Development of a patient-reported outcome measure for Hypereosinophilic syndrome.

Abstract

Background: Although a recent phase 3 double-blind, placebo-controlled registration trial of mepolizumab for HES used a patient-reported severity assessment, no patient reported outcome (PRO) measures have been formally developed for HES. Prior attempts to develop a PRO have been unsuccessful.

Objective: The purpose of this study was to develop an outcome measure using accepted approaches for qualitative methods, conceptual models, and analyses to detect symptom severity and patient experience of disease activity.

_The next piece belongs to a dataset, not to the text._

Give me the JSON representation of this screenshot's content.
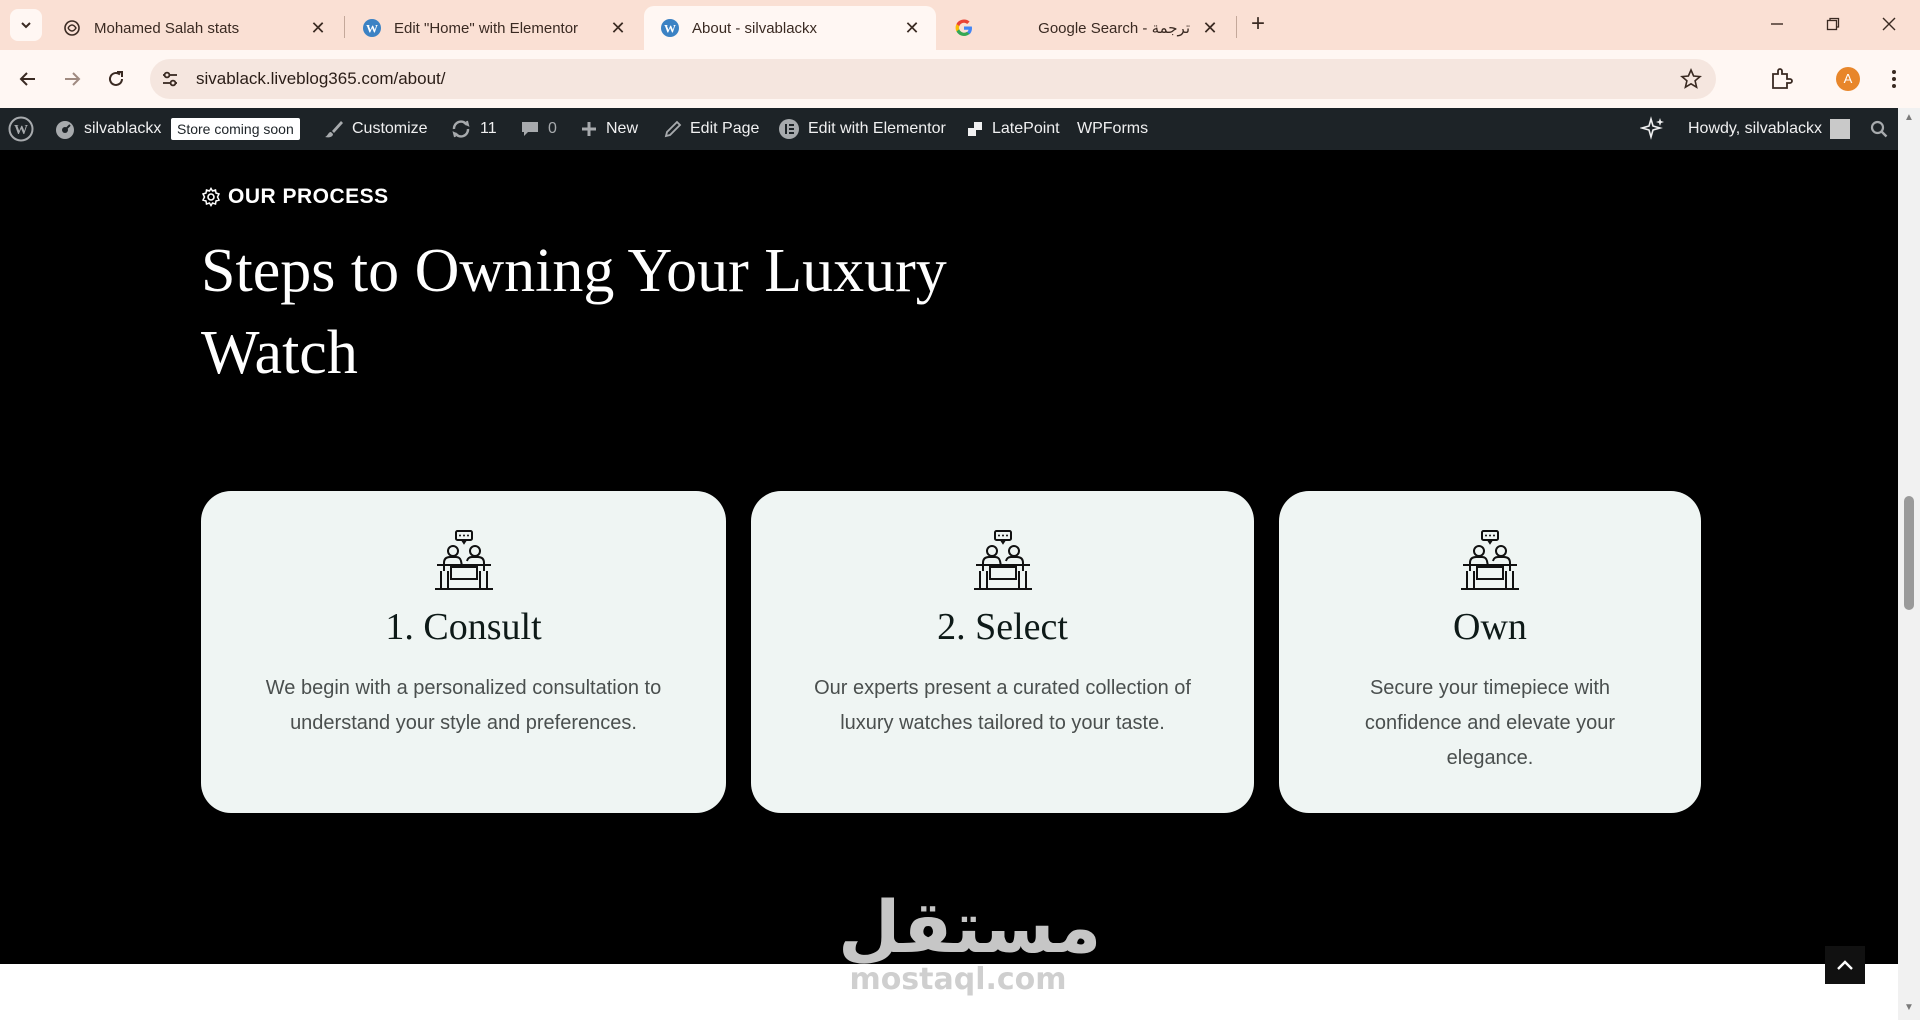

Methods: The study was performed using FDA guidance for development of symptom scales for outcome metrics using psychometric analysis and patient-administered questionnaires. Sixty-three Heterogeneous patients with different HES subtypes enrolled on a natural history study of eosinophilia were invited to participate. All participants provided informed consent. At baseline, patients filled out an HES Symptom Inventory (HES-SI) and indicated up to 4 of their most bothersome symptoms (HES-MBS). Symptom fluctuation was recorded over the course of 3 months, and clinical metrics (treatment changes) were assessed during the same period.

Results: Across all timepoints, strong statistically significant correlations were observed for the HES-SI Total score (r=0.69 to 0.80, p < 0.0001) and HES-MBS score (r=0.71 to 0.81, p < 0.0001) with the patients' perception of disease status (PGA). The HES-SI and HES-MBS showed sensitivity to change and demonstrated test-retest reliability.

Conclusion: Analyses of the HES-SI and HES-MBS scores provided strong preliminary evidence supporting the reliability and validity of these measures for use in future HES clinical trials. The ability of these scales to accurately measure changes in HES symptoms with successful treatment requires further study.